In November 2020, the UK government launched a bidding process for new Freeports across the country, something that the BPA had called for.

The BPA in a separate update observed the “unprecedented volatility” at UK ports in Q3, during which volume fell by 9.6% year-on-year (YoY) but rose by a record 15.5% on Q2 as lockdown measures eased.

The combination of Christmas and the deadline for a Brexit trade deal mean another surge in containerised goods is likely in Q4.

The rush before the Brexit deadline

The UK formally left the EU on 31 January 2020 but the deadline for a post-Brexit trade deal is the 31 December, and if an agreement is not struck by then tariffs will be imposed to a varying degree on all British exports.

The country’s main gateways have seen traffic increase substantially over the past few weeks as retailors restock ahead of Christmas and the New Year amid fears of new tariffs.

This rush has been felt particularly badly at the Port of Felixstowe, the country’s biggest container port, and Southampton, the largest import and export hub for the car industry.

The situation has become so severe that some vessels have in some instances calling at UK ports or only partially unloaded, for fear of further service delay.

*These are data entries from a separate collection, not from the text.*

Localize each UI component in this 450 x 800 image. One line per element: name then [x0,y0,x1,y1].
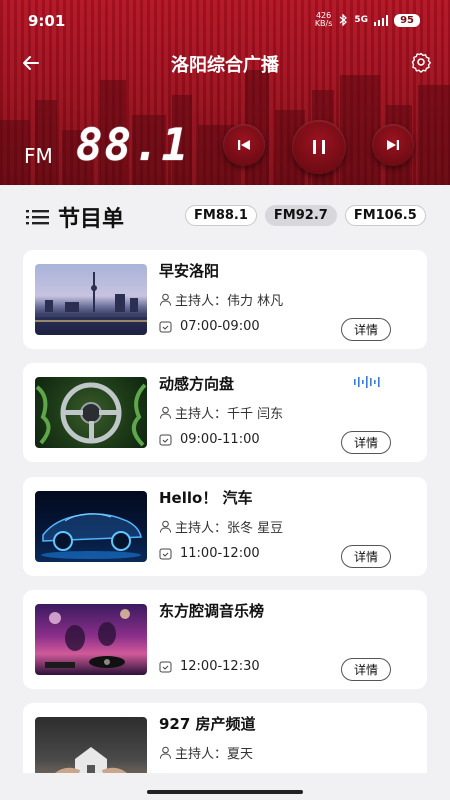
sound-wave-icon [354,376,380,388]
detail-button[interactable]: 详情 [340,658,391,681]
program-host: 主持人：夏天 [159,743,253,762]
signal-icon [374,14,389,26]
calendar-clock-icon [159,661,172,673]
calendar-clock-icon [159,321,172,333]
program-thumbnail [35,377,147,448]
calendar-clock-icon [159,434,172,446]
program-name: 东方腔调音乐榜 [159,602,265,620]
program-card[interactable]: Hello！ 汽车 主持人：张冬 星豆 11:00-12:00 详情 [23,477,427,576]
status-icons: 426 KB/s 5G 95 [315,12,420,28]
program-time: 12:00-12:30 [159,659,260,674]
program-name: 动感方向盘 [159,375,235,393]
program-card[interactable]: 早安洛阳 主持人：伟力 林凡 07:00-09:00 详情 [23,250,427,349]
program-name: 早安洛阳 [159,262,220,280]
status-bar: 9:01 426 KB/s 5G 95 [0,0,450,40]
next-button[interactable] [372,124,414,166]
city-skyline-image [0,70,450,185]
channel-chip-fm92[interactable]: FM92.7 [264,205,337,226]
program-name: Hello！ 汽车 [159,489,253,507]
schedule-title: 节目单 [58,207,125,232]
person-icon [160,406,171,419]
settings-button[interactable] [410,51,432,73]
detail-button[interactable]: 详情 [340,318,391,341]
network-type: 5G [354,15,369,25]
detail-button[interactable]: 详情 [340,431,391,454]
program-host: 主持人：千千 闫东 [159,403,283,422]
program-thumbnail [35,264,147,335]
pause-button[interactable] [292,120,346,174]
program-host: 主持人：伟力 林凡 [159,290,283,309]
program-name: 927 房产频道 [159,715,256,733]
channel-chip-fm106[interactable]: FM106.5 [344,205,426,226]
calendar-clock-icon [159,548,172,560]
bluetooth-icon [340,14,348,26]
gear-icon [411,52,431,73]
station-title: 洛阳综合广播 [171,55,279,76]
list-icon [26,210,49,225]
channel-chips: FM88.1 FM92.7 FM106.5 [185,205,426,226]
program-card[interactable]: 东方腔调音乐榜 12:00-12:30 详情 [23,590,427,689]
person-icon [160,293,171,306]
skip-previous-icon [238,140,250,150]
program-time: 09:00-11:00 [159,432,260,447]
fm-label: FM [24,144,53,168]
program-time: 11:00-12:00 [159,546,260,561]
schedule-header: 节目单 [26,201,124,233]
program-time: 07:00-09:00 [159,319,260,334]
person-icon [160,746,171,759]
detail-button[interactable]: 详情 [340,545,391,568]
home-indicator[interactable] [147,790,303,794]
radio-header: 9:01 426 KB/s 5G 95 洛阳综合广播 FM 88.1 [0,0,450,185]
battery-indicator: 95 [394,13,420,27]
program-card[interactable]: 927 房产频道 主持人：夏天 [23,703,427,773]
program-thumbnail [35,491,147,562]
program-host: 主持人：张冬 星豆 [159,517,283,536]
skip-next-icon [387,140,399,150]
program-thumbnail [35,604,147,675]
pause-icon [313,140,325,154]
program-thumbnail [35,717,147,773]
program-card[interactable]: 动感方向盘 主持人：千千 闫东 09:00-11:00 详情 [23,363,427,462]
frequency-display: 88.1 [76,120,190,171]
channel-chip-fm88[interactable]: FM88.1 [185,205,257,226]
status-time: 9:01 [28,12,66,30]
person-icon [160,520,171,533]
network-speed: 426 KB/s [314,11,333,28]
previous-button[interactable] [223,124,265,166]
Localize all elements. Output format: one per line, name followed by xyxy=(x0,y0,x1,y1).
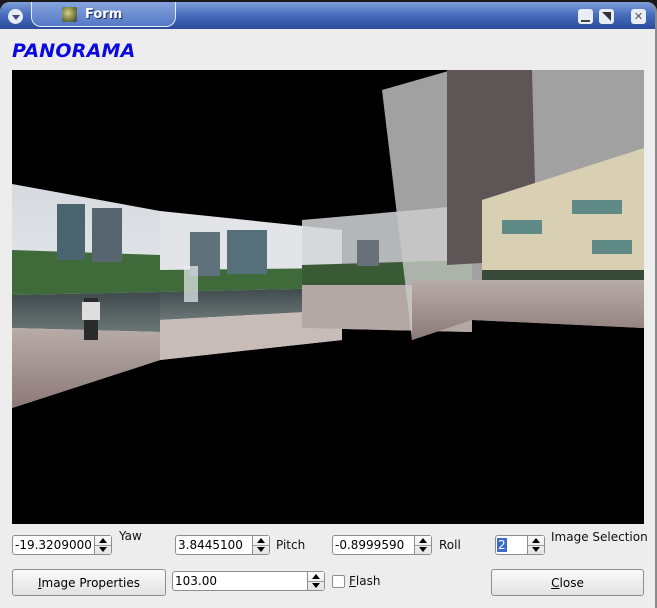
image-properties-button[interactable]: Image Properties xyxy=(12,569,166,596)
image-selection-down-arrow-icon[interactable] xyxy=(528,546,544,555)
fov-down-arrow-icon[interactable] xyxy=(308,582,324,591)
roll-value[interactable]: -0.8999590 xyxy=(333,536,414,554)
panorama-viewport[interactable] xyxy=(12,70,644,524)
roll-down-arrow-icon[interactable] xyxy=(415,546,431,555)
minimize-icon[interactable] xyxy=(578,9,593,24)
close-mnemonic: C xyxy=(551,575,560,590)
title-bar[interactable]: Form ✕ xyxy=(0,2,655,29)
pitch-down-arrow-icon[interactable] xyxy=(253,546,269,555)
title-tab[interactable]: Form xyxy=(31,2,176,27)
window-title: Form xyxy=(85,6,123,22)
panorama-frame-right xyxy=(382,70,644,340)
panorama-image xyxy=(12,70,644,408)
image-selection-value[interactable]: 2 xyxy=(497,538,507,552)
page-title: PANORAMA xyxy=(12,40,136,62)
flash-label-text: lash xyxy=(355,574,381,588)
pitch-label: Pitch xyxy=(276,538,306,552)
image-properties-label: mage Properties xyxy=(41,575,141,590)
form-window: Form ✕ PANORAMA -19.3209000 Yaw 3.844510… xyxy=(0,2,657,608)
flash-checkbox[interactable] xyxy=(332,575,345,588)
yaw-label: Yaw xyxy=(119,529,142,543)
roll-spinbox[interactable]: -0.8999590 xyxy=(332,535,432,555)
yaw-down-arrow-icon[interactable] xyxy=(95,546,111,555)
pitch-value[interactable]: 3.8445100 xyxy=(176,536,252,554)
close-button[interactable]: Close xyxy=(491,569,644,596)
app-icon xyxy=(62,6,77,22)
roll-up-arrow-icon[interactable] xyxy=(415,536,431,546)
pitch-up-arrow-icon[interactable] xyxy=(253,536,269,546)
fov-value[interactable]: 103.00 xyxy=(173,572,307,590)
flash-label[interactable]: Flash xyxy=(349,574,380,588)
fov-spinbox[interactable]: 103.00 xyxy=(172,571,325,591)
close-label: lose xyxy=(559,575,584,590)
maximize-icon[interactable] xyxy=(599,9,614,24)
image-selection-label: Image Selection xyxy=(551,530,648,544)
yaw-up-arrow-icon[interactable] xyxy=(95,536,111,546)
pitch-spinbox[interactable]: 3.8445100 xyxy=(175,535,270,555)
panorama-frame-left xyxy=(12,184,160,408)
yaw-value[interactable]: -19.3209000 xyxy=(13,536,94,554)
image-selection-up-arrow-icon[interactable] xyxy=(528,536,544,546)
window-menu-icon[interactable] xyxy=(8,9,23,24)
flash-mnemonic: F xyxy=(349,574,356,588)
close-icon[interactable]: ✕ xyxy=(631,9,646,24)
fov-up-arrow-icon[interactable] xyxy=(308,572,324,582)
image-selection-spinbox[interactable]: 2 xyxy=(495,535,545,555)
roll-label: Roll xyxy=(439,538,461,552)
yaw-spinbox[interactable]: -19.3209000 xyxy=(12,535,112,555)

Additionally, some carriers have reportedly included so-called ‘congestion charges’ and retailors have reported shipping costs increases of 25%.

The uncertainty has already been felt across numerous industries. On 10 December Honda stopped production at its plant in Swindon due to a lack of car parts.

The Builders Merchants Federation (BMF) has voiced worries over a lack of building supplies, such as tools and timber, and has forecast industry growth of 3.3% in 2021 without a deal, as opposed to 8% with one.

The effects have also been felt on the continent; French hauliers have reported a 30% increase on UK-bound routes, an estimated 8,000 lorries a day.

Despite the uncertainty, Peel Ports, one of the largest terminal operators in the UK, insisted it does not see any reason to alter its current plans and that the outcome of talks will have little impact on port processes.

Stephen Carr, Commercial Director, Peel Ports, told PTI: “In the short term, discussions around a trade deal with the EU on tariffs will have minimal impact on port processes from 1 January, unless further easements are agreed.

“New processes will need to be implemented by traders moving cargoes through UK ports regardless if tariffs are applied.

“Of course, in longer term, should tariffs be imposed on EU goods, we may see a change in sourcing strategies from the EU towards non-EU territories, which would undoubtedly have some impact on supply chains and the ports and modes of entry to the UK.

“Our ports are well-placed to take advantage of this shift, given they are generally biased towards non-EU trade lanes when compared to the UK market in general.

“Broadly speaking, we expect trade through UK ports to move in line with the general economy and do not see the impact of tariffs affecting port volumes beyond how they impact on GDP.

“As such, we do not have any immediate plans to change our investment strategy based on the outcome of the EU-UK trade deals.”

Challenges posed by the outcome of the Brexit talks would be in addition to the effects of the COVID-19 pandemic, which Tim Morris, CEO, UK Major Ports Group said had caused “unprecedented volatility in global supply chains”.

However, there is also optimism and Morris said a “commitment of extra resources” and closer coordination with customers and ports has meant an improvement in the situation at UK ports, but warned that the underlying problem – the COVID-19 pandemic – is global, which means ports cannot be complacent.